Regina Henschel wrote on 09.02.2013 14:45:
Wie wär's mit einem gemeinsamen Stand mit Apache OpenOffice?

AUSSERHALB der OSS-Community erscheint es mir im Einzelfall denkbar, gemeinsame Interessen zu verfolgen. So könnten gegenüber der Politik z.B. Standpunkte gemeinsam vertreten und Forderungen gestellt werden.

INNERHALB der OSS-Community kann es aber nicht im Interesse der TDF und des Projekts LibreOffice sein, einen Stand zu teilen. Es handelt sich bei Apache OpenOffice um den späteren weiteren fork, der den Namen übernommen hat.

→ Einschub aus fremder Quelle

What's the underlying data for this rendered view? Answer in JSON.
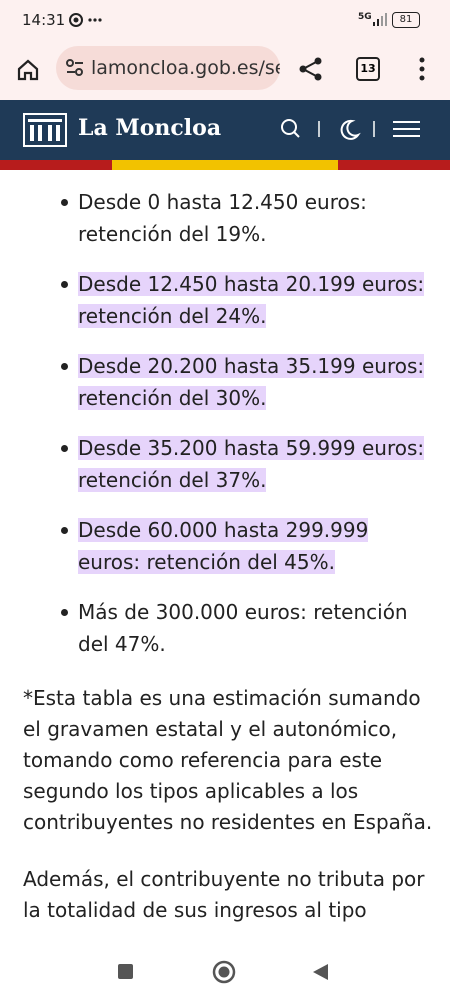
{
  "status_bar": {
    "time": "14:31",
    "network": "5G",
    "battery": "81"
  },
  "browser": {
    "url": "lamoncloa.gob.es/se",
    "tabs": "13"
  },
  "site": {
    "name": "La Moncloa"
  },
  "list": [
    {
      "text": "Desde 0 hasta 12.450 euros: retención del 19%.",
      "highlighted": false
    },
    {
      "text": "Desde 12.450 hasta 20.199 euros: retención del 24%.",
      "highlighted": true
    },
    {
      "text": "Desde 20.200 hasta 35.199 euros: retención del 30%.",
      "highlighted": true
    },
    {
      "text": "Desde 35.200 hasta 59.999 euros: retención del 37%.",
      "highlighted": true
    },
    {
      "text": "Desde 60.000 hasta 299.999 euros: retención del 45%.",
      "highlighted": true
    },
    {
      "text": "Más de 300.000 euros: retención del 47%.",
      "highlighted": false
    }
  ],
  "paragraphs": [
    "*Esta tabla es una estimación sumando el gravamen estatal y el autonómico, tomando como referencia para este segundo los tipos aplicables a los contribuyentes no residentes en España.",
    "Además, el contribuyente no tributa por la totalidad de sus ingresos al tipo"
  ]
}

LibreOffice ist weniger bekannt, aber erfolgreicher, unabhängiger und in vieler Hinsicht dauerhaft besser aufgestellt und besetzt.

Wir würden uns sinnlos damit aufhalten, Unterschiede zu erklären (frei nach Monty Python, vgl. "palästinensische Befreiungsfront" und "Befreiungsfront von Palästina", http://www.youtube.com/watch?v=vVHhg67RVd4). Es wäre bedauerlich eventuell festzustellen, dass diese Unterschiede vielleicht nicht einmal jedem gleich wichtig sind. Gemeinsamkeit fördert das kaum, gemeinsame Interessen auch nicht.

Kurzum: ich halte Deinen Vorschlag insgesamt nicht gut.

Das Standbesetzungsproblem bleibt, es sollte über die Kombination mit anderen Projekten gelöst werden.

Liebe Grüße Mike

Wie ich auch schon gesagt habe , ist ja eigentlich böse gesagt unsere Konkurrenz, ich war sofort bei LibreOffice weil OpenOffice stand ja fast still mit der Entwicklung,.